Il utilise le même moteur 1,8L que le FX, mais avec une coque NanoXcel2 légère et une performance réglée à la course.
Ce qui a suivi était moins « croisière pittoresque » et plus TT isle of Man aquatique. Quinze Waverunners rasant, sautant et déchirant le littoral à des vitesses qui exigeaient de la prière et de la force musculaire. Nous avons contourné des rochers, flirté avec des falaises, et rebondi sur les vagues avec le genre de joie assourdissante que seuls les vrais accros de sensations comprennent.

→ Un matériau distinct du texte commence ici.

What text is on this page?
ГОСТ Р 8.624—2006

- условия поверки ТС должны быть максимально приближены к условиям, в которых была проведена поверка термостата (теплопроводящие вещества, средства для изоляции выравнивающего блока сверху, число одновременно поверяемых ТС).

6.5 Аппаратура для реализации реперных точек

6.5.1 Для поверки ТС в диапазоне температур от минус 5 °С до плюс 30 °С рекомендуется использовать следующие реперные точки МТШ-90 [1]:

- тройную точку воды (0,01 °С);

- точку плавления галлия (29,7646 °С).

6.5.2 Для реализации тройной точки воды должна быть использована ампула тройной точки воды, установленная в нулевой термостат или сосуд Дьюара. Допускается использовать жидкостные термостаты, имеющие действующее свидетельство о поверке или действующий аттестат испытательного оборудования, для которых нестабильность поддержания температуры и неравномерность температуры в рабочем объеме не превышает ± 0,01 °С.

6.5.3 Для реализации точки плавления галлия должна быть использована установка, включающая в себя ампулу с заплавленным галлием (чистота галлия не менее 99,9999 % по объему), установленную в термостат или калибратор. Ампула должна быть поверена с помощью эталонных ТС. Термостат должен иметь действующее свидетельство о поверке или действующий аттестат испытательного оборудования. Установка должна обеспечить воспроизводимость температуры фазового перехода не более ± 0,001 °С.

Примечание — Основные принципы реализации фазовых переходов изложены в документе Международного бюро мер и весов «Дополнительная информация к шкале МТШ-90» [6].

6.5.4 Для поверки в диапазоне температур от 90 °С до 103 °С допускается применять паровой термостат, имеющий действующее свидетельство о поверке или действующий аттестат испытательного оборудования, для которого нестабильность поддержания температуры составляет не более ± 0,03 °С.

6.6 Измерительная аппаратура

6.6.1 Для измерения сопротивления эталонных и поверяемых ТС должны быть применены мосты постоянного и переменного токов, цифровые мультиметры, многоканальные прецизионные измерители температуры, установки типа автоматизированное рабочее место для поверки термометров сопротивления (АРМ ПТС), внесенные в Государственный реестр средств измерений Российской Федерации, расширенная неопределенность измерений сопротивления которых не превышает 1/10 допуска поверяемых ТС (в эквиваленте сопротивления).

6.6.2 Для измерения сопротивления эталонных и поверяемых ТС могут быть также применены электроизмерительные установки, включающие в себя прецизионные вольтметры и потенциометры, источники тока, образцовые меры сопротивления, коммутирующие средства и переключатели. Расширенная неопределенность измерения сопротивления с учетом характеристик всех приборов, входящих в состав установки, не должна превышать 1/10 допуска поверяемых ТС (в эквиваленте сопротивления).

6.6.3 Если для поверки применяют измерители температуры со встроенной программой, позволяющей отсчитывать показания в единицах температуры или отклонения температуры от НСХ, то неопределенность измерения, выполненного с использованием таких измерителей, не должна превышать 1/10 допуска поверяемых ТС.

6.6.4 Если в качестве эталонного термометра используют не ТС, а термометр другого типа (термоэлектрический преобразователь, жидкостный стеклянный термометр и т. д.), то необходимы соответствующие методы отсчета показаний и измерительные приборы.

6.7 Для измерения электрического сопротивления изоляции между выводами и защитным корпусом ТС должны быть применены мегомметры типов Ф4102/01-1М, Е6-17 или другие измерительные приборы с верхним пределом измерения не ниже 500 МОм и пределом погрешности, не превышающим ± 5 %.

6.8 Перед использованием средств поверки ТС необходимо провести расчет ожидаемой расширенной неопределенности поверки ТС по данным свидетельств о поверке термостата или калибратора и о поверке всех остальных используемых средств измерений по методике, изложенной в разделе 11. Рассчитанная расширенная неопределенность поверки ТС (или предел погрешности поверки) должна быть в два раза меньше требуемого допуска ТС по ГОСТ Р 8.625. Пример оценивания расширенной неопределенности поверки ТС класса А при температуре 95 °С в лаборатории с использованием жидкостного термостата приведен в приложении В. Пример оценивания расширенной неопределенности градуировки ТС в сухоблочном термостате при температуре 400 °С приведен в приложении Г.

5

Nous avons rugissant hors de l'estuaire et le long du littoral de l'Algarve, sculptant les virages, sautant les vagues, et nous dépassant les uns les autres avec le genre d'allégresse insouciante généralement réservée aux instructeurs de conduite italiens.
Le GP HO est la machine haute performance de Yamaha — construite pour la vitesse, la précision, et les droits de se vanter. Il prend les virages comme un go-kart propulsé par jet et gère les manœuvres serrées comme s'il était câblé dans votre cerveau. J'ai relevé 104 km/h et aurais pu aller plus vite, mais l'équipe caméra à la fin du parcours avait l'air très nerveuse chaque fois que je m'en rapprochais, suppliant le capitaine du RIB de s'éloigner davantage.
Spécifications Yamaha GP HO — Précision prête à la course
– Grille d'admission haute performance et planche de carénage
– Siège et guidon inspirés de la course
– Système Launch Control personnalisable
– Freinage et marche arrière RiDE®
– Vitesse maximale d'environ 110 km/h
– Accélération brutale, qui dérange le cerveau
Voici le SuperJet — une expérience debout, assis, tombé
Puis, Yamaha m'a confié les clés (au sens figuré) du SuperJet. Si le FX Cruiser est votre Bentley, le SuperJet est votre Ducati indomptée sans ceinture de sécurité et d'une mauvaise attitude. C'est un ski debout — l'original, la légende. Et c'est complètement cinglé. Cette machine est de la folie pure. Un Waverunner monoplace debout conçu pour les figures, les flips, et les wipeouts spectaculaires involontaires.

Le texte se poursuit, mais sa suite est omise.